Chris Salerno: Minimum Heroic
“If they cut my bald head open they will find one big boxing glove.” These are the words of Marvin Hagler, a retired New Jersey professional boxer who was an undisputed world middleweight champion from 1980 to 1987. These are also the first words of Christopher Salerno’s second authored book of poetry, Minimum Heroic.
“Marvin Hagler was a very serious boxer,” Salerno explains, ”who lost a famous title fight to a flashier opponent, and the fight was so close that the referee had to call the shot. But I couldn’t help but feel like Hagler lost to his opponent’s personality, not his skill.”
In many ways, this is the most applicable explanation to preface the content of Salerno’s book. Marvin, like most other serious competitors, was punished for his inability to be the loudest and brightest, but when did we start measuring accomplishments by way of volume and light?
Spliced into three sections, Minimum Heroic pays homage to the imperfections of mankind.

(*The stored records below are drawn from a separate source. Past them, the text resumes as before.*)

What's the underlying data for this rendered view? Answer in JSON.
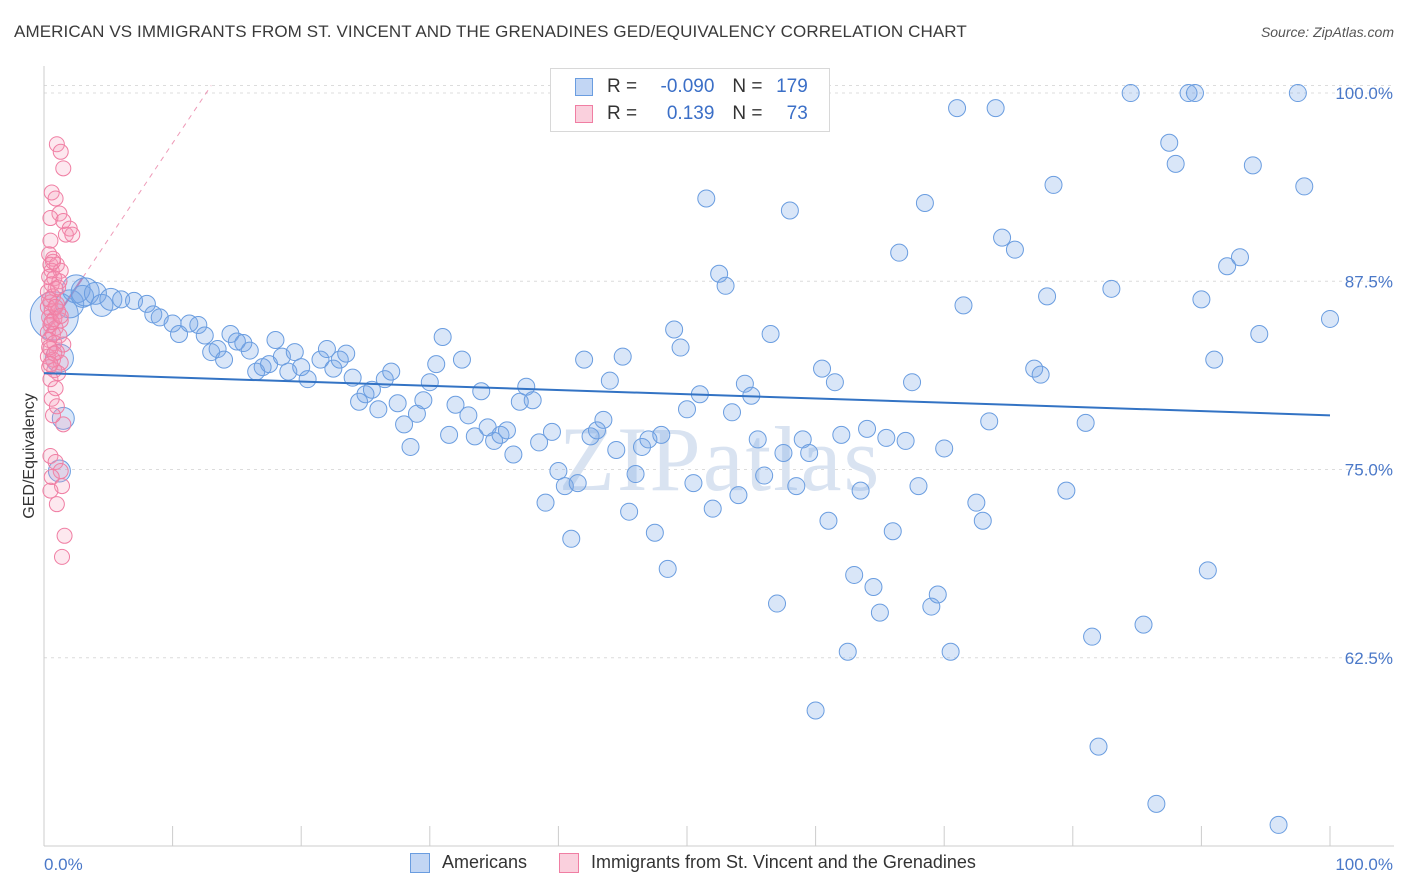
{
  "title": "AMERICAN VS IMMIGRANTS FROM ST. VINCENT AND THE GRENADINES GED/EQUIVALENCY CORRELATION CHART",
  "source": "Source: ZipAtlas.com",
  "colors": {
    "blue": "#6a9de0",
    "blue_fill": "rgba(120,165,230,0.28)",
    "pink": "#f07ea3",
    "pink_fill": "rgba(245,150,180,0.22)",
    "trend_blue": "#3373c4",
    "trend_pink": "#e8709a"
  },
  "legend": {
    "row1": {
      "r_label": "R =",
      "r_value": "-0.090",
      "n_label": "N =",
      "n_value": "179"
    },
    "row2": {
      "r_label": "R =",
      "r_value": "0.139",
      "n_label": "N =",
      "n_value": "73"
    }
  },
  "bottom_legend": {
    "americans": "Americans",
    "immigrants": "Immigrants from St. Vincent and the Grenadines"
  },
  "chart_data": {
    "type": "scatter",
    "title": "AMERICAN VS IMMIGRANTS FROM ST. VINCENT AND THE GRENADINES GED/EQUIVALENCY CORRELATION CHART",
    "xlabel": "",
    "ylabel": "GED/Equivalency",
    "xlim": [
      0,
      100
    ],
    "ylim": [
      50,
      101
    ],
    "x_tick_labels": [
      "0.0%",
      "100.0%"
    ],
    "y_ticks": [
      62.5,
      75.0,
      87.5,
      100.0
    ],
    "y_tick_labels": [
      "62.5%",
      "75.0%",
      "87.5%",
      "100.0%"
    ],
    "watermark": "ZIPatlas",
    "series": [
      {
        "name": "Americans",
        "trend": {
          "x": [
            0,
            100
          ],
          "y": [
            81.4,
            78.6
          ]
        },
        "points": [
          [
            0.8,
            85.2,
            7
          ],
          [
            1.2,
            82.4,
            3
          ],
          [
            1.5,
            78.4,
            2
          ],
          [
            1.2,
            74.9,
            2
          ],
          [
            2.0,
            86.0,
            3
          ],
          [
            2.5,
            87.0,
            3
          ],
          [
            3.0,
            86.5,
            2
          ],
          [
            3.2,
            86.8,
            3
          ],
          [
            4.0,
            86.7,
            2
          ],
          [
            4.5,
            85.9,
            2
          ],
          [
            5.2,
            86.3,
            2
          ],
          [
            6.0,
            86.3,
            1
          ],
          [
            7.0,
            86.2,
            1
          ],
          [
            8.0,
            86.0,
            1
          ],
          [
            8.5,
            85.3,
            1
          ],
          [
            9.0,
            85.1,
            1
          ],
          [
            10.0,
            84.7,
            1
          ],
          [
            10.5,
            84.0,
            1
          ],
          [
            11.3,
            84.7,
            1
          ],
          [
            12.0,
            84.6,
            1
          ],
          [
            12.5,
            83.9,
            1
          ],
          [
            13.0,
            82.8,
            1
          ],
          [
            13.5,
            83.0,
            1
          ],
          [
            14.0,
            82.3,
            1
          ],
          [
            14.5,
            84.0,
            1
          ],
          [
            15.0,
            83.5,
            1
          ],
          [
            15.5,
            83.4,
            1
          ],
          [
            16.0,
            82.9,
            1
          ],
          [
            16.5,
            81.5,
            1
          ],
          [
            17.0,
            81.8,
            1
          ],
          [
            17.5,
            82.0,
            1
          ],
          [
            18.0,
            83.6,
            1
          ],
          [
            18.5,
            82.5,
            1
          ],
          [
            19.0,
            81.5,
            1
          ],
          [
            19.5,
            82.8,
            1
          ],
          [
            20.0,
            81.8,
            1
          ],
          [
            20.5,
            81.0,
            1
          ],
          [
            21.5,
            82.3,
            1
          ],
          [
            22.0,
            83.0,
            1
          ],
          [
            22.5,
            81.7,
            1
          ],
          [
            23.0,
            82.3,
            1
          ],
          [
            23.5,
            82.7,
            1
          ],
          [
            24.0,
            81.1,
            1
          ],
          [
            24.5,
            79.5,
            1
          ],
          [
            25.0,
            80.0,
            1
          ],
          [
            25.5,
            80.3,
            1
          ],
          [
            26.0,
            79.0,
            1
          ],
          [
            26.5,
            81.0,
            1
          ],
          [
            27.0,
            81.5,
            1
          ],
          [
            27.5,
            79.4,
            1
          ],
          [
            28.0,
            78.0,
            1
          ],
          [
            28.5,
            76.5,
            1
          ],
          [
            29.0,
            78.7,
            1
          ],
          [
            29.5,
            79.6,
            1
          ],
          [
            30.0,
            80.8,
            1
          ],
          [
            30.5,
            82.0,
            1
          ],
          [
            31.0,
            83.8,
            1
          ],
          [
            31.5,
            77.3,
            1
          ],
          [
            32.0,
            79.3,
            1
          ],
          [
            32.5,
            82.3,
            1
          ],
          [
            33.0,
            78.6,
            1
          ],
          [
            33.5,
            77.2,
            1
          ],
          [
            34.0,
            80.2,
            1
          ],
          [
            34.5,
            77.8,
            1
          ],
          [
            35.0,
            76.9,
            1
          ],
          [
            35.5,
            77.3,
            1
          ],
          [
            36.0,
            77.6,
            1
          ],
          [
            36.5,
            76.0,
            1
          ],
          [
            37.0,
            79.5,
            1
          ],
          [
            37.5,
            80.5,
            1
          ],
          [
            38.0,
            79.6,
            1
          ],
          [
            38.5,
            76.8,
            1
          ],
          [
            39.0,
            72.8,
            1
          ],
          [
            39.5,
            77.5,
            1
          ],
          [
            40.0,
            74.9,
            1
          ],
          [
            40.5,
            73.9,
            1
          ],
          [
            41.0,
            70.4,
            1
          ],
          [
            41.5,
            74.1,
            1
          ],
          [
            42.0,
            82.3,
            1
          ],
          [
            42.5,
            77.2,
            1
          ],
          [
            43.0,
            77.6,
            1
          ],
          [
            43.5,
            78.3,
            1
          ],
          [
            44.0,
            80.9,
            1
          ],
          [
            44.5,
            76.3,
            1
          ],
          [
            45.0,
            82.5,
            1
          ],
          [
            45.5,
            72.2,
            1
          ],
          [
            46.0,
            74.7,
            1
          ],
          [
            46.5,
            76.5,
            1
          ],
          [
            47.0,
            77.0,
            1
          ],
          [
            47.5,
            70.8,
            1
          ],
          [
            48.0,
            77.3,
            1
          ],
          [
            48.5,
            68.4,
            1
          ],
          [
            49.0,
            84.3,
            1
          ],
          [
            49.5,
            83.1,
            1
          ],
          [
            50.0,
            79.0,
            1
          ],
          [
            50.5,
            74.1,
            1
          ],
          [
            51.0,
            80.0,
            1
          ],
          [
            51.5,
            93.0,
            1
          ],
          [
            52.0,
            72.4,
            1
          ],
          [
            52.5,
            88.0,
            1
          ],
          [
            53.0,
            87.2,
            1
          ],
          [
            53.5,
            78.8,
            1
          ],
          [
            54.0,
            73.3,
            1
          ],
          [
            54.5,
            80.7,
            1
          ],
          [
            55.0,
            79.9,
            1
          ],
          [
            55.5,
            77.0,
            1
          ],
          [
            56.0,
            74.6,
            1
          ],
          [
            56.5,
            84.0,
            1
          ],
          [
            57.0,
            66.1,
            1
          ],
          [
            57.5,
            76.1,
            1
          ],
          [
            58.0,
            92.2,
            1
          ],
          [
            58.5,
            73.9,
            1
          ],
          [
            59.0,
            77.0,
            1
          ],
          [
            59.5,
            76.1,
            1
          ],
          [
            60.0,
            59.0,
            1
          ],
          [
            60.5,
            81.7,
            1
          ],
          [
            61.0,
            71.6,
            1
          ],
          [
            61.5,
            80.8,
            1
          ],
          [
            62.0,
            77.3,
            1
          ],
          [
            62.5,
            62.9,
            1
          ],
          [
            63.0,
            68.0,
            1
          ],
          [
            63.5,
            73.6,
            1
          ],
          [
            64.0,
            77.7,
            1
          ],
          [
            64.5,
            67.2,
            1
          ],
          [
            65.0,
            65.5,
            1
          ],
          [
            65.5,
            77.1,
            1
          ],
          [
            66.0,
            70.9,
            1
          ],
          [
            66.5,
            89.4,
            1
          ],
          [
            67.0,
            76.9,
            1
          ],
          [
            67.5,
            80.8,
            1
          ],
          [
            68.0,
            73.9,
            1
          ],
          [
            68.5,
            92.7,
            1
          ],
          [
            69.0,
            65.9,
            1
          ],
          [
            69.5,
            66.7,
            1
          ],
          [
            70.0,
            76.4,
            1
          ],
          [
            70.5,
            62.9,
            1
          ],
          [
            71.0,
            99.0,
            1
          ],
          [
            71.5,
            85.9,
            1
          ],
          [
            72.5,
            72.8,
            1
          ],
          [
            73.0,
            71.6,
            1
          ],
          [
            73.5,
            78.2,
            1
          ],
          [
            74.0,
            99.0,
            1
          ],
          [
            74.5,
            90.4,
            1
          ],
          [
            75.5,
            89.6,
            1
          ],
          [
            77.0,
            81.7,
            1
          ],
          [
            77.5,
            81.3,
            1
          ],
          [
            78.0,
            86.5,
            1
          ],
          [
            78.5,
            93.9,
            1
          ],
          [
            79.5,
            73.6,
            1
          ],
          [
            81.0,
            78.1,
            1
          ],
          [
            81.5,
            63.9,
            1
          ],
          [
            82.0,
            56.6,
            1
          ],
          [
            83.0,
            87.0,
            1
          ],
          [
            84.5,
            100.0,
            1
          ],
          [
            85.5,
            64.7,
            1
          ],
          [
            86.5,
            52.8,
            1
          ],
          [
            87.5,
            96.7,
            1
          ],
          [
            88.0,
            95.3,
            1
          ],
          [
            89.0,
            100.0,
            1
          ],
          [
            89.5,
            100.0,
            1
          ],
          [
            90.0,
            86.3,
            1
          ],
          [
            90.5,
            68.3,
            1
          ],
          [
            91.0,
            82.3,
            1
          ],
          [
            92.0,
            88.5,
            1
          ],
          [
            93.0,
            89.1,
            1
          ],
          [
            94.0,
            95.2,
            1
          ],
          [
            94.5,
            84.0,
            1
          ],
          [
            96.0,
            51.4,
            1
          ],
          [
            97.5,
            100.0,
            1
          ],
          [
            98.0,
            93.8,
            1
          ],
          [
            100.0,
            85.0,
            1
          ]
        ]
      },
      {
        "name": "Immigrants from St. Vincent and the Grenadines",
        "trend": {
          "x": [
            0,
            13
          ],
          "y": [
            83.9,
            100.5
          ]
        },
        "points": [
          [
            1.0,
            96.6
          ],
          [
            1.3,
            96.1
          ],
          [
            1.5,
            95.0
          ],
          [
            0.6,
            93.4
          ],
          [
            0.9,
            93.0
          ],
          [
            1.2,
            92.0
          ],
          [
            0.5,
            91.7
          ],
          [
            1.5,
            91.5
          ],
          [
            2.0,
            91.0
          ],
          [
            1.7,
            90.6
          ],
          [
            2.2,
            90.6
          ],
          [
            0.4,
            89.3
          ],
          [
            0.7,
            89.0
          ],
          [
            0.5,
            88.6
          ],
          [
            1.0,
            88.6
          ],
          [
            0.6,
            88.2
          ],
          [
            1.3,
            88.2
          ],
          [
            0.4,
            87.8
          ],
          [
            0.8,
            87.7
          ],
          [
            1.2,
            87.5
          ],
          [
            0.6,
            87.3
          ],
          [
            0.9,
            87.0
          ],
          [
            0.3,
            86.8
          ],
          [
            0.7,
            86.5
          ],
          [
            0.5,
            86.1
          ],
          [
            1.0,
            86.0
          ],
          [
            0.3,
            85.8
          ],
          [
            0.6,
            85.5
          ],
          [
            1.1,
            85.5
          ],
          [
            0.4,
            85.1
          ],
          [
            0.8,
            85.0
          ],
          [
            1.3,
            84.9
          ],
          [
            0.5,
            84.6
          ],
          [
            0.9,
            84.4
          ],
          [
            0.3,
            84.1
          ],
          [
            0.7,
            84.0
          ],
          [
            1.2,
            83.9
          ],
          [
            0.4,
            83.6
          ],
          [
            0.8,
            83.4
          ],
          [
            1.5,
            83.3
          ],
          [
            0.5,
            83.0
          ],
          [
            1.0,
            82.8
          ],
          [
            0.3,
            82.5
          ],
          [
            0.7,
            82.3
          ],
          [
            1.3,
            82.1
          ],
          [
            0.4,
            81.8
          ],
          [
            0.8,
            81.6
          ],
          [
            1.1,
            81.4
          ],
          [
            0.5,
            81.0
          ],
          [
            0.9,
            80.4
          ],
          [
            0.6,
            79.7
          ],
          [
            1.0,
            79.2
          ],
          [
            1.5,
            78.0
          ],
          [
            0.5,
            75.9
          ],
          [
            0.9,
            75.5
          ],
          [
            1.3,
            74.9
          ],
          [
            0.6,
            74.5
          ],
          [
            1.4,
            73.9
          ],
          [
            0.5,
            73.6
          ],
          [
            1.0,
            72.7
          ],
          [
            1.6,
            70.6
          ],
          [
            1.4,
            69.2
          ],
          [
            0.4,
            86.3
          ],
          [
            0.9,
            85.8
          ],
          [
            0.6,
            84.8
          ],
          [
            0.4,
            83.1
          ],
          [
            0.8,
            82.7
          ],
          [
            0.5,
            82.0
          ],
          [
            1.1,
            87.1
          ],
          [
            0.7,
            88.8
          ],
          [
            0.5,
            90.2
          ],
          [
            1.3,
            85.2
          ],
          [
            0.7,
            78.6
          ]
        ]
      }
    ]
  }
}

It is stark with heightened self-awareness, and it idles between tiny social wars, which Salerno brings front and center, such as: man versus nature, society versus purity, and depthless action versus true commitment.
Its string of poetry disturbs the idea of suburban convention, and invokes an existential chain of undetermined questions: Are we constantly distracted by arbitrary symbols of perfection? What is a modern day hero? Why are we so quick to congratulate ourselves for surviving ordinary obstacles in such extraordinary ways? If nature gets to be pristine, then why do people have to fail?
Salerno, author of 2006 Whirligig, was born and raised in New Jersey. He uses images from his formative years to create the backdrop for this confessional collection of textured poetry. “The poems in this book concern themselves with the nuances of suburban life,” he admits. “The idea of the book title comes from the existence of a life that offers some heroism, maybe, but not really, or a glimpse of heroic nature, but not definitely.”